Piper Sandler analysts believe that the recent weak economic data and market reactions are unlikely to have a significant impact on the upcoming election unless the economic situation worsens significantly.
In a note to clients on Wednesday, the firm argued that “any kind of policy response ahead of the election would require a climate of crisis.”
The note stresses that while a recession, particularly a downturn, could profoundly shape the debate over fiscal policy next year, current economic conditions do not yet justify immediate bipartisan action.
Piper Sandler says: “Even though there is broad consensus that the economy is likely headed for recession, it is hard to imagine Congress passing a bipartisan policy response before the election.”
They point out that both Donald Trump and congressional Republicans are unlikely to support pre-election checks, and that it will take more than a simple stock market correction to provoke a congressional response.
President Biden has actively pursued unilateral actions, though many have faced legal challenges.

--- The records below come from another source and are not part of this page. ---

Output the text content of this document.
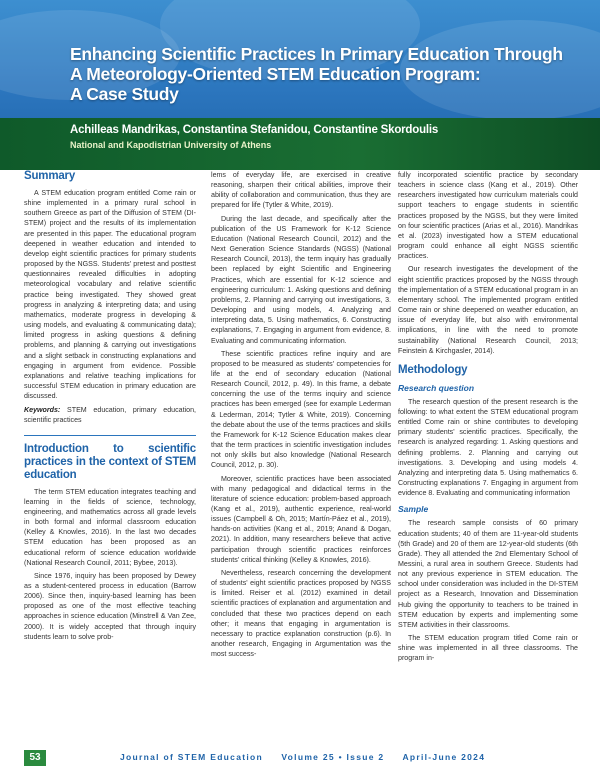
Enhancing Scientific Practices In Primary Education Through
A Meteorology-Oriented STEM Education Program:
A Case Study
Achilleas Mandrikas, Constantina Stefanidou, Constantine Skordoulis
National and Kapodistrian University of Athens
Summary

A STEM education program entitled Come rain or shine implemented in a primary rural school in southern Greece as part of the Diffusion of STEM (DI-STEM) project and the results of its implementation are presented in this paper. The educational program deepened in weather education and intended to develop eight scientific practices for primary students proposed by the NGSS. Students' pretest and posttest questionnaires revealed difficulties in adopting meteorological vocabulary and relative scientific practice being investigated. They showed great progress in analyzing & interpreting data; and using mathematics, moderate progress in developing & using models, and evaluating & communicating data); limited progress in asking questions & defining problems, and planning & carrying out investigations and a slight setback in constructing explanations and engaging in argument from evidence. Possible explanations and relative teaching implications for successful STEM education in primary education are discussed.

Keywords: STEM education, primary education, scientific practices
Introduction to scientific practices in the context of STEM education

The term STEM education integrates teaching and learning in the fields of science, technology, engineering, and mathematics across all grade levels in both formal and informal classroom education (Kelley & Knowles, 2016). In the last two decades STEM education has been proposed as an educational reform of science education worldwide (National Research Council, 2011; Bybee, 2013).

Since 1976, inquiry has been proposed by Dewey as a student-centered process in education (Barrow 2006). Since then, inquiry-based learning has been proposed as one of the most effective teaching approaches in science education (Minstrell & Van Zee, 2000). It is widely accepted that through inquiry students learn to solve prob-

lems of everyday life, are exercised in creative reasoning, sharpen their critical abilities, improve their ability of collaboration and communication, thus they are prepared for life (Tytler & White, 2019).

During the last decade, and specifically after the publication of the US Framework for K-12 Science Education (National Research Council, 2012) and the Next Generation Science Standards (NGSS) (National Research Council, 2013), the term inquiry has gradually been replaced by eight Scientific and Engineering Practices, which are essential for K-12 science and engineering curriculum: 1. Asking questions and defining problems, 2. Planning and carrying out investigations, 3. Developing and using models, 4. Analyzing and interpreting data, 5. Using mathematics, 6. Constructing explanations, 7. Engaging in argument from evidence, 8. Evaluating and communicating information.

These scientific practices refine inquiry and are proposed to be measured as students' competencies for life at the end of secondary education (National Research Council, 2012, p. 49). In this frame, a debate concerning the use of the terms inquiry and science practices has been emerged (see for example Lederman & Lederman, 2014; Tytler & White, 2019). Concerning the debate about the use of the terms practices and skills the Framework for K-12 Science Education makes clear that the term practices in scientific investigation includes not only skills but also knowledge (National Research Council, 2012, p. 30).

Moreover, scientific practices have been associated with many pedagogical and didactical terms in the literature of science education: problem-based approach (Kang et al., 2019), authentic experience, real-world issues (Campbell & Oh, 2015; Martín-Páez et al., 2019), hands-on activities (Kang et al., 2019; Anand & Dogan, 2021). In addition, many researchers believe that active participation through scientific practices reinforces students' critical thinking (Kelley & Knowles, 2016).

Nevertheless, research concerning the development of students' eight scientific practices proposed by NGSS is limited. Reiser et al. (2012) examined in detail scientific practices of explanation and argumentation and concluded that these two practices depend on each other; it means that engaging in argumentation is necessary to practice explanation construction (p.6). In another research, Engaging in Argumentation was the most success-

fully incorporated scientific practice by secondary teachers in science class (Kang et al., 2019). Other researchers investigated how curriculum materials could support teachers to engage students in scientific practices proposed by the NGSS, but they were limited on four scientific practices (Arias et al., 2016). Mandrikas et al. (2023) investigated how a STEM educational program could enhance all eight NGSS scientific practices.

Our research investigates the development of the eight scientific practices proposed by the NGSS through the implementation of a STEM educational program in an elementary school. The implemented program entitled Come rain or shine deepened on weather education, an issue of everyday life, but also with environmental implications, in line with the need to promote sustainability (National Research Council, 2013; Feinstein & Kirchgasler, 2014).

Methodology
Research question

The research question of the present research is the following: to what extent the STEM educational program entitled Come rain or shine contributes to developing primary students' scientific practices. Specifically, the research is analyzed regarding: 1. Asking questions and defining problems. 2. Planning and carrying out investigations. 3. Developing and using models 4. Analyzing and interpreting data 5. Using mathematics 6. Constructing explanations 7. Engaging in argument from evidence 8. Evaluating and communicating information

Sample

The research sample consists of 60 primary education students; 40 of them are 11-year-old students (5th Grade) and 20 of them are 12-year-old students (6th Grade). They all attended the 2nd Elementary School of Messini, a rural area in southern Greece. Students had not any previous experience in STEM education. The school under consideration was included in the DI-STEM project as a Research, Innovation and Dissemination Hub giving the opportunity to teachers to be trained in STEM education by experts and implementing some STEM activities in their classrooms.

The STEM education program titled Come rain or shine was implemented in all three classrooms. The program in-

53	Journal of STEM Education Volume 25 • Issue 2 April-June 2024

Piper Sandler analysts are skeptical of the available measures he can implement without congressional support.
They predict that “if the economy were to enter a recession in the next six months, this could have a significant impact on next year’s agenda.”
A key factor in next year’s fiscal package is the scheduled expiration of Trump’s tax cuts. However, Piper Sandler says a recession could introduce new variables that affect the fiscal policy landscape.
The firm’s note recalls the extension of the Bush tax cuts during President Obama’s term in response to the Great Financial Crisis, suggesting that a recession might similarly increase the likelihood of a more stimulative economic policy response.
Piper Sandler concludes that while Trump has proposed several new tax cuts, they would be more likely to be enacted if the economy enters a recession.